Por Francisco Miró Quesada Rada. Politólogo
Hasta mediados del siglo XVIII, se creía en el poder divino de los reyes, pero dicha creencia fue sometida a prueba por diversos críticos denominados "los ideólogos". Al final la gente dejó de creer en la ideología del poder divino y el sistema se derrumbó por diversas revoluciones que dieron nacimiento a un nuevo orden, a un nuevo sistema y a una nueva cultura.
Se partió de la idea de que los seres humanos son libres y dueños de su destino, por ello elegirán a sus gobiernos y competirán libremente en el mercado. Así nacen la democracia y el capitalismo, que, aunque de origen distinto, se empezaron a vincular desde mediados del siglo XIX.
Ahora en el siglo XXI, ha resurgido la tesis del fin de las ideologías. De acuerdo con esta tesis las ideologías no son necesarias porque constituyen un estorbo a la libre competencia, del mercado, a la inversión de grandes capitales nacionales y transnacionales. De esta manera el capitalismo queda libre de la crítica ideológica y se presenta como una verdad absoluta, como la creencia dominante de la modernidad y el fundamento de la globalización. Este planteamiento parece decirnos "todo dentro del mercado y nada fuera de él", el capitalismo está llamado a salvar el mundo.
Entonces si el capitalismo, en su versión neocapitalista, es el camino que nos llevará al nuevo reino de la justicia y de la libertad ¿para qué cuestionarlo? Las verdades absolutas no necesitan ser cuestionadas.
A partir de esta idea se ha instalado un nuevo orden mundial y de esta manera las sociedades deben enrumbarse hacia un destino inexorable determinado por el libre mercado. Se ha llegado al fin de las ideologías. Sin embargo , este planteamiento es tan ideológico, como cualquier ideología, es la ideología de la desideologización, o de la ausencia de ideología.
Esta creencia tiene sus raíces en las corrientes mecanicistas y organicistas del siglo XIX que desembocaron luego en un pragmatismo burdo, carente de una visión humanista de las relaciones sociales y de fundamento científico.

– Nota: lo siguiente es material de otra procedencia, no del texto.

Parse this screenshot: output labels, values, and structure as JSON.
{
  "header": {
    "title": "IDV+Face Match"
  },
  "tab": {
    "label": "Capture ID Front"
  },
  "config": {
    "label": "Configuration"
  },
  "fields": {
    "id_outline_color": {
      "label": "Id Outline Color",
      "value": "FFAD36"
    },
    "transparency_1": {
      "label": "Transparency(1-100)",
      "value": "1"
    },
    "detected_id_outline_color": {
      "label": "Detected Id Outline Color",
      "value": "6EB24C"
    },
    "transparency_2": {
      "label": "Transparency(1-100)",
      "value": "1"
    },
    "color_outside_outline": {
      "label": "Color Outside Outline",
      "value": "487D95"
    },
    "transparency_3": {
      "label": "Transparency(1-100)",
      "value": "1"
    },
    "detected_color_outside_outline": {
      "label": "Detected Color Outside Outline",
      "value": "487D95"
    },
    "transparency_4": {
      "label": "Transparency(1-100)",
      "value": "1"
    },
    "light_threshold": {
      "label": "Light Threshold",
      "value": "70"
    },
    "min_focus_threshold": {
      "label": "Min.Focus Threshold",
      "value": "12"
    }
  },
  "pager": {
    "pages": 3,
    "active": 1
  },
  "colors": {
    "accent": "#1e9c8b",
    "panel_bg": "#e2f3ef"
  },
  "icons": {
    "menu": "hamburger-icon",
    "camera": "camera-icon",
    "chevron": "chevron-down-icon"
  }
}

Tendencia que ahora está predominando en el pensamiento y la acción tanto política como económica.
No podemos negar la importancia que tienen la ciencia y la filosofía para comprender y transformar el mundo, pero tampoco se puede descartar el valor que posee el pensamiento crítico de las denominadas verdades absolutas, que en el fondo esconden intereses de quienes tienen en el mundo el control del poder político y de la riqueza.
Esta visión del mundo se manifiesta a través de mecanismos complejos y se expresa como "pensamiento único". Es la vigencia predominante de nuestra época y en cuanto tal no debe ser cuestionada. Es la ideología que justifica el orden existente. Esta "ideología sin ideología" resalta la cosificación de las relaciones humanas y produce un efecto enajenador, donde el ser humano se convierte en un medio al servicio del mercado, queda alienado de ese mercado, que incluso puede poner en peligro los valores democráticos. Ha nacido un nuevo paradigma, una nueva escolástica, como señala Theotonio Dos Santos en su reciente obra "Del terror a la esperanza, auge y decadencia del neoliberalismo".